Краус закончил разговор и опустил «уоки-токи» в широкий карман кожаной куртки.
— А теперь что?..
— Найдите место, откуда вы сравнительно незаметно смогли бы наблюдать за гримерной Вондри и репетиторской. Криминальмейстер Позер контролирует коридор на режиссерской стороне и до самой задней сцены. А я… — Маркус в нерешительности взглянул на железную дверь, за которой был ход в зрительный зал, — …я пока что останусь здесь.
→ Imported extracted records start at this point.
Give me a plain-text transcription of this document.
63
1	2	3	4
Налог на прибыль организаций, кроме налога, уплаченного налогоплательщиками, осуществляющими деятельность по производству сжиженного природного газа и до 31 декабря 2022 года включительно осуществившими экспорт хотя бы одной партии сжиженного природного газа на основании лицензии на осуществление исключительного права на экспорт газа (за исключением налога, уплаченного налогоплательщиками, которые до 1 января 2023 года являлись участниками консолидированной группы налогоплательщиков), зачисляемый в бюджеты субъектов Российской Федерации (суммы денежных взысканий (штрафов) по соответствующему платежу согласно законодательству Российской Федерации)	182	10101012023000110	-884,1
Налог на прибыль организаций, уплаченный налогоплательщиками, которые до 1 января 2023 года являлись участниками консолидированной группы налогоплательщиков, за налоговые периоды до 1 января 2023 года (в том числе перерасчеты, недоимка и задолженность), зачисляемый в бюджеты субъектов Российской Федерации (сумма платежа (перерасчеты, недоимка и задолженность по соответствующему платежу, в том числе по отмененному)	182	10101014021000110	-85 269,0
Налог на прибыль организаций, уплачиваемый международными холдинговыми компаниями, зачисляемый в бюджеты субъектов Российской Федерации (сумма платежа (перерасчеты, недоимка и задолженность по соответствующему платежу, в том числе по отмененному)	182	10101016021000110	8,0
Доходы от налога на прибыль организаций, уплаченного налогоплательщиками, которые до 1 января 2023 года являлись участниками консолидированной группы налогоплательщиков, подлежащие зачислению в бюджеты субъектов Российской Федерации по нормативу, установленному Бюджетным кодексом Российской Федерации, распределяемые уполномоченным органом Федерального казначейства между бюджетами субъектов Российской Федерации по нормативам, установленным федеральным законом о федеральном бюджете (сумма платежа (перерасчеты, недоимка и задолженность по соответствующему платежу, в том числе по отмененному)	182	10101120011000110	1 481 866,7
Спектакль шел полным ходом. Маркус некоторое время наблюдал за действием, устроившись на диванчике в глубине режиссерской ложи — крайней справа у сцены. Он был слишком возбужден, чтобы из наблюдателя превратиться в зрителя. Ну, может быть, за исключением тех двух сцен, в которых была занята Клаудиа. И все же он сумел оценить, сколь велика разница между генеральной репетицией и сегодняшней премьерой. Исполнителей словно подменили — или они кожу сменили. Его буквально поразил Вондри: он сумел сыграть Гофмана таким восхитительным, неотразимым фантазером.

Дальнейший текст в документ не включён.